Whether it was reminding New Afrikans that they were not “Americans,” or organizing trained security units, Malcolm X was the bearer of advanced ideas. Again, not just as talk but in deeds. By the ‘60s, Malcolm’s weekly rallies at 125th St. and Lenox Ave. in Harlem were drawing so many people--many thousands--that the police had to close the streets to automobile traffic. One day Malcolm calmly told the crowd: “If you look to at the rooftops you’ll find that the white boys have the CIA and all those people with their guns on the rooftops, but next to every white man there’s a Black Muslim, so we have the situation well in hand.”(15) And near every imperialist security man there was an armed Muslim. That’s the kind of advanced leadership that Malcolm gave people. This was at a time, we should recall, when the Civil Rights leaders were always asking the police or the FBI or the U.S. Justice Department for “protection.”
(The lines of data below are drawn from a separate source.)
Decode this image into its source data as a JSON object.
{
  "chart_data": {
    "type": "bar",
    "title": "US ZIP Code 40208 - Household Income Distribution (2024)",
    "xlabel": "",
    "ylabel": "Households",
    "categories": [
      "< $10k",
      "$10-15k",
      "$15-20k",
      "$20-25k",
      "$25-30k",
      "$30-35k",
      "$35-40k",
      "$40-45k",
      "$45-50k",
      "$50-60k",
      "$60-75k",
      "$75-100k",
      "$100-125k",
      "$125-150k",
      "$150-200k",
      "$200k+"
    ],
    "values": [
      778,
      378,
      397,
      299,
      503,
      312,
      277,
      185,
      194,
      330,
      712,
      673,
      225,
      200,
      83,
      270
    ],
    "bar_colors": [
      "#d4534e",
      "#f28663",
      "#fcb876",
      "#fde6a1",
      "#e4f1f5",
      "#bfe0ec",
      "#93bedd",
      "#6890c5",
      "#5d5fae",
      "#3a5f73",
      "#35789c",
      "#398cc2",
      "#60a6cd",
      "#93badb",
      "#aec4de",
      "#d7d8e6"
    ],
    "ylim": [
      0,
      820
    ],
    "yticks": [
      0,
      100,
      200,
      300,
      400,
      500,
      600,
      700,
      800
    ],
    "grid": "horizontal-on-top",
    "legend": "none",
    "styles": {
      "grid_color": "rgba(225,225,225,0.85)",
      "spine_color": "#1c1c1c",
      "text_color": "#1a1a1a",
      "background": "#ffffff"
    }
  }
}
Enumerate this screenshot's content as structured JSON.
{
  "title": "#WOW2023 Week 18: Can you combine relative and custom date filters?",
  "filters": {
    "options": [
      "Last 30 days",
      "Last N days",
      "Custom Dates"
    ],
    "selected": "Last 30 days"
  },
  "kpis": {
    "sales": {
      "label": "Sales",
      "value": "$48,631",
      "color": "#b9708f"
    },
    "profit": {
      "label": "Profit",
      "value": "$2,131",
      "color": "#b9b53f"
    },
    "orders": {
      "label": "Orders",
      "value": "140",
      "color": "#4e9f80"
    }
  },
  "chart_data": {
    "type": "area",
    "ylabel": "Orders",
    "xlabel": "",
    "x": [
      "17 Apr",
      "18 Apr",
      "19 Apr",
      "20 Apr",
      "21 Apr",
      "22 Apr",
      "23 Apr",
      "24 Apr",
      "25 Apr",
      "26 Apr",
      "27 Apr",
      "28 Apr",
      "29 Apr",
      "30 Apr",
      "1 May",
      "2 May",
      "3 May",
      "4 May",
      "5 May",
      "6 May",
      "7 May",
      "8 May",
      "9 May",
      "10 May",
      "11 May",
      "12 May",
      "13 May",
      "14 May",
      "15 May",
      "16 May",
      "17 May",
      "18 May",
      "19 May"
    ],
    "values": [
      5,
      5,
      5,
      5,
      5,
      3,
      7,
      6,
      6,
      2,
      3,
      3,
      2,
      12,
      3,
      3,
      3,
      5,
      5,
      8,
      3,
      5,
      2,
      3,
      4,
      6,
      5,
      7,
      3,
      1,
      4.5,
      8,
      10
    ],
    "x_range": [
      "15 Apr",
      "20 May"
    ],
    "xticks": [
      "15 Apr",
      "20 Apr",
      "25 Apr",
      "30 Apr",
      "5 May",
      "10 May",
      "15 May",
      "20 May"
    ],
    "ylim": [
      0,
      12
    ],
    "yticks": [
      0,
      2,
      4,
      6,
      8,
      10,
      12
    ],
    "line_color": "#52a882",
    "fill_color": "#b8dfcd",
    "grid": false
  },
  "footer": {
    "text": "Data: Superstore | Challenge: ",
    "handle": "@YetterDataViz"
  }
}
Malcolm fought to get New Afrikans out of the trap of thinking that they were “minority” citizens in Amerika. Malcolm never wanted to become part of the U.S. oppressor nation, with or without Civil Rights. He thought and did his political work as an Afrikan, and as part of the oppressed world majority. His international stature was so great that Civil Rights leaders began to get the picture that they had to start talking more like him or get left out in the cold. In December 1964 two SNCC representatives visited Afrika to build international support. A written report to SNCC by them shows the surprise that Malcolm’s influence had on them:

“Among the first days we were in Accra, someone said ‘Look you guys might really be doing something--I don’t know, but if you are to the Right of Malcolm, you might as well start packing right now ‘cause no one’ll listen to you!’ Among the first questions we were continually asked was ‘What’s your organization’s relationship to Malcolm?’ We ultimately found that this situation was not peculiar to Ghana; the pattern repeated itself in every country... Malcolm’s impact on Africa is fantastic. In every country he was known and served as the main criteria for categorizing other Afro-Americans and their political views.”(16)

Malcolm’s political thought was not, as we know, a finished product. Standing head and shoulders above his contemporaries, his work was still a journey cut down in midstream. He had yet to come to grips with communism, with proletarian class ideology, although he was consciously anti-capitalistic. Malcolm’s break with Elijah Muhammad’s doctrine was a new beginning. He was not above his Nation, but was part of the fertile questioning and reexamining that characterized his times and his movement. Shortly before his death he told an interviewer: “But I would still be hard pressed to give a specific definition of the overall philosophy which I think is necessary for the liberation of the Black people in this country.”(17) Still left unanswered at his death were the practical questions of program: How New Afrikans will overcome oppression, what specific society they need to build, and who should lead them?